Mitigations: dose with a carbohydrate-containing meal within 20 min (the FDA Increlex label requirement; defensible as a class precaution); have fast-acting glucose available; do not dose pre-bed; do not stack with insulin or insulin secretagogues.

Cancer-axis class concern

IGF-1R signaling is mitogenic and anti-apoptotic. Observational and Mendelian-randomization evidence supports a probable causal association between higher circulating IGF-I and incident colorectal cancer (Larsson 2020, PMID 32717139), with positive observational signals for prostate cancer (Travis 2016, PMID 26921328) and postmenopausal ER-positive breast cancer. Effect sizes per SD in the population are modest (HR ~1.07–1.30), but DES use produces a stimulus outside the physiological range.
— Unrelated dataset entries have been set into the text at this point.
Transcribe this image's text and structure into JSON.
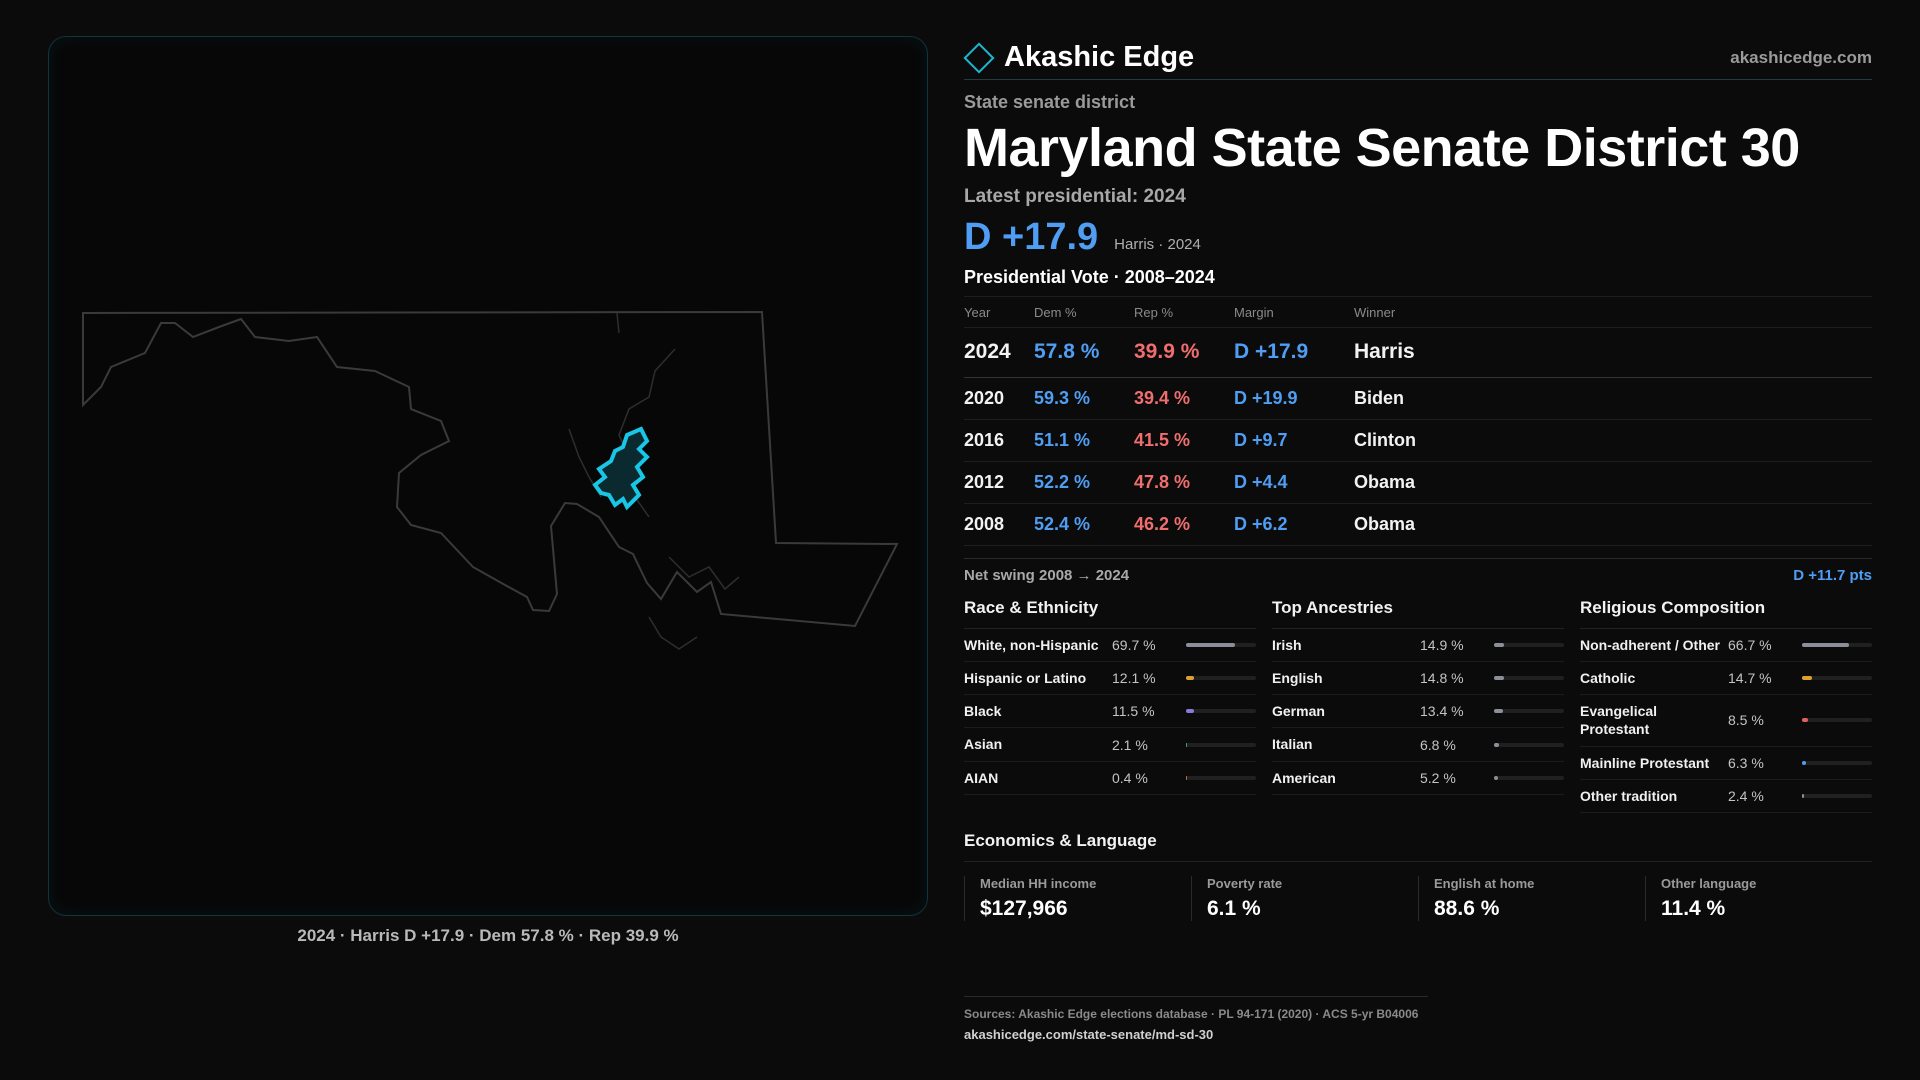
{
  "brand": {
    "name": "Akashic Edge",
    "url": "akashicedge.com"
  },
  "header": {
    "kicker": "State senate district",
    "title": "Maryland State Senate District 30",
    "latest_label": "Latest presidential: 2024",
    "margin": "D +17.9",
    "margin_sub": "Harris · 2024"
  },
  "presidential": {
    "title": "Presidential Vote · 2008–2024",
    "columns": [
      "Year",
      "Dem %",
      "Rep %",
      "Margin",
      "Winner"
    ],
    "rows": [
      {
        "year": "2024",
        "dem": "57.8 %",
        "rep": "39.9 %",
        "margin": "D +17.9",
        "winner": "Harris"
      },
      {
        "year": "2020",
        "dem": "59.3 %",
        "rep": "39.4 %",
        "margin": "D +19.9",
        "winner": "Biden"
      },
      {
        "year": "2016",
        "dem": "51.1 %",
        "rep": "41.5 %",
        "margin": "D +9.7",
        "winner": "Clinton"
      },
      {
        "year": "2012",
        "dem": "52.2 %",
        "rep": "47.8 %",
        "margin": "D +4.4",
        "winner": "Obama"
      },
      {
        "year": "2008",
        "dem": "52.4 %",
        "rep": "46.2 %",
        "margin": "D +6.2",
        "winner": "Obama"
      }
    ],
    "swing_label": "Net swing 2008 → 2024",
    "swing_value": "D +11.7 pts"
  },
  "race": {
    "title": "Race & Ethnicity",
    "rows": [
      {
        "label": "White, non-Hispanic",
        "value": "69.7 %",
        "fraction": 0.697,
        "color": "#8a8f99"
      },
      {
        "label": "Hispanic or Latino",
        "value": "12.1 %",
        "fraction": 0.121,
        "color": "#e0a030"
      },
      {
        "label": "Black",
        "value": "11.5 %",
        "fraction": 0.115,
        "color": "#8a7ad8"
      },
      {
        "label": "Asian",
        "value": "2.1 %",
        "fraction": 0.021,
        "color": "#40a070"
      },
      {
        "label": "AIAN",
        "value": "0.4 %",
        "fraction": 0.004,
        "color": "#c07040"
      }
    ]
  },
  "ancestry": {
    "title": "Top Ancestries",
    "rows": [
      {
        "label": "Irish",
        "value": "14.9 %",
        "fraction": 0.149,
        "color": "#8a8f99"
      },
      {
        "label": "English",
        "value": "14.8 %",
        "fraction": 0.148,
        "color": "#8a8f99"
      },
      {
        "label": "German",
        "value": "13.4 %",
        "fraction": 0.134,
        "color": "#8a8f99"
      },
      {
        "label": "Italian",
        "value": "6.8 %",
        "fraction": 0.068,
        "color": "#8a8f99"
      },
      {
        "label": "American",
        "value": "5.2 %",
        "fraction": 0.052,
        "color": "#8a8f99"
      }
    ]
  },
  "religion": {
    "title": "Religious Composition",
    "rows": [
      {
        "label": "Non-adherent / Other",
        "value": "66.7 %",
        "fraction": 0.667,
        "color": "#8a8f99"
      },
      {
        "label": "Catholic",
        "value": "14.7 %",
        "fraction": 0.147,
        "color": "#e0a030"
      },
      {
        "label": "Evangelical Protestant",
        "value": "8.5 %",
        "fraction": 0.085,
        "color": "#e06060"
      },
      {
        "label": "Mainline Protestant",
        "value": "6.3 %",
        "fraction": 0.063,
        "color": "#4f9ef3"
      },
      {
        "label": "Other tradition",
        "value": "2.4 %",
        "fraction": 0.024,
        "color": "#8a8f99"
      }
    ]
  },
  "economics": {
    "title": "Economics & Language",
    "cells": [
      {
        "label": "Median HH income",
        "value": "$127,966"
      },
      {
        "label": "Poverty rate",
        "value": "6.1 %"
      },
      {
        "label": "English at home",
        "value": "88.6 %"
      },
      {
        "label": "Other language",
        "value": "11.4 %"
      }
    ]
  },
  "map": {
    "caption": "2024 · Harris D +17.9 · Dem 57.8 % · Rep 39.9 %",
    "outline_color": "#3a3a3a",
    "district_color": "#19c6e6"
  },
  "sources": {
    "line": "Sources: Akashic Edge elections database · PL 94-171 (2020) · ACS 5-yr B04006",
    "url": "akashicedge.com/state-senate/md-sd-30"
  }
}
Active or prior cancer is a contraindication.

Other class concerns

• Localized tissue overgrowth or asymmetric hypertrophy — the intent of "site enhancement" is localized growth; the failure mode is when growth becomes disproportionate, distorts function, or affects the wrong tissue (subcutaneous fat fibrosis, fascial thickening, muscle-belly asymmetry).
• Cardiac and visceral hypertrophy with sustained dosing — class concern from rodent IGF-I studies (PMIDs 8023938, 7561636).
• Insulin resistance with chronic use — class effect, documented for rhGH and tesamorelin.
• Soft-tissue, cartilage, or acromegaly-like changes — mechanistically plausible by analogy (PMID 15523595, IGF-I mandibular enlargement in rats); not characterized in human DES data.
• Edema and sodium retention — IGF-I-axis class effect; less commonly reported with DES than with LR3 because total systemic exposure per dose is lower.
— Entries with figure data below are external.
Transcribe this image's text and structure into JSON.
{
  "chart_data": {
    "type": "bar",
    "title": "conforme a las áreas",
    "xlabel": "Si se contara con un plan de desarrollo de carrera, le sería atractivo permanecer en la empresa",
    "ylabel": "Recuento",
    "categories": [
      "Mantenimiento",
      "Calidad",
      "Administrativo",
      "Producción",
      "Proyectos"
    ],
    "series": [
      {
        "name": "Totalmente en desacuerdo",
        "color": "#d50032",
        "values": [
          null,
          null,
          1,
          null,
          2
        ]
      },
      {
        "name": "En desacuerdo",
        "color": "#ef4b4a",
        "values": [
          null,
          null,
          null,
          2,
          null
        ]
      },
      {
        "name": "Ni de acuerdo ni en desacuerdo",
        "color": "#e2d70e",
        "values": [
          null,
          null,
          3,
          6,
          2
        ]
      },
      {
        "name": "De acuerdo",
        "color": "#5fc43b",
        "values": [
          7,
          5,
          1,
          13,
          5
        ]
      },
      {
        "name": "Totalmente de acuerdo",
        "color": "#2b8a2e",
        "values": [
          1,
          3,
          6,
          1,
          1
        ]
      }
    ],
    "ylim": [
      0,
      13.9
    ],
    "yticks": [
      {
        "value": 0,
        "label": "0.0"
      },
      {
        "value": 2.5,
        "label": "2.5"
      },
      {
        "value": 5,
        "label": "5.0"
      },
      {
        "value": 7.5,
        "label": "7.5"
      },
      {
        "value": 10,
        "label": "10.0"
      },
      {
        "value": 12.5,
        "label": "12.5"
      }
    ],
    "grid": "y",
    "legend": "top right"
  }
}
• Active or prior cancer — absolute. The conservative position for any IGF-1R agonist.
• Pre-cancerous conditions (known dysplasia, intraductal papillary neoplasms).
• Uncontrolled diabetes — hypoglycemia risk in combination with insulin or sulfonylureas.
• Active proliferative diabetic retinopathy — class concern from Increlex label.
• Pregnancy or lactation — no safety data.
• Pediatric use without specialist supervision — growth-plate and IGF-I axis interactions are specialist territory.
• Recent stroke or cardiac events — class caution for any anabolic stimulus.
• Concurrent insulin or insulin secretagogues — additive hypoglycemia.
• Athletes subject to anti-doping testing — do not use. WADA S2.3; detectable via LC-HRMS.

IGF-1 LR3 — same IGFBP escape strategy, opposite PK design. See the LR3-vs-DES table above.

MGF (mechano growth factor / IGF-1Ec) — both are IGF-I family members; the resemblance ends there. MGF is a splice variant of the IGF-I gene; the active species is hypothesized to be the cleaved 24-aa E-peptide acting via a non-IGF-1R mechanism. DES is a canonical IGF-1R agonist.

IGF-2. Separate gene product (~67 aa, similar size but unrelated sequence beyond the IGF-family fold). Binds IGF-2R preferentially. Not in clinical or community use as an injectable.

Insulin. Both can engage the insulin receptor and lower blood glucose. Insulin is far more potent at IR (DES binds at ~1/100th of insulin's affinity). The clinical hazard is interactive: don't stack DES with insulin or insulin secretagogues.

Mecasermin (Increlex). Recombinant native rhIGF-I, FDA-approved for severe primary IGF-I deficiency in pediatrics. DES is not Increlex. The truncated form is not an FDA-approved product.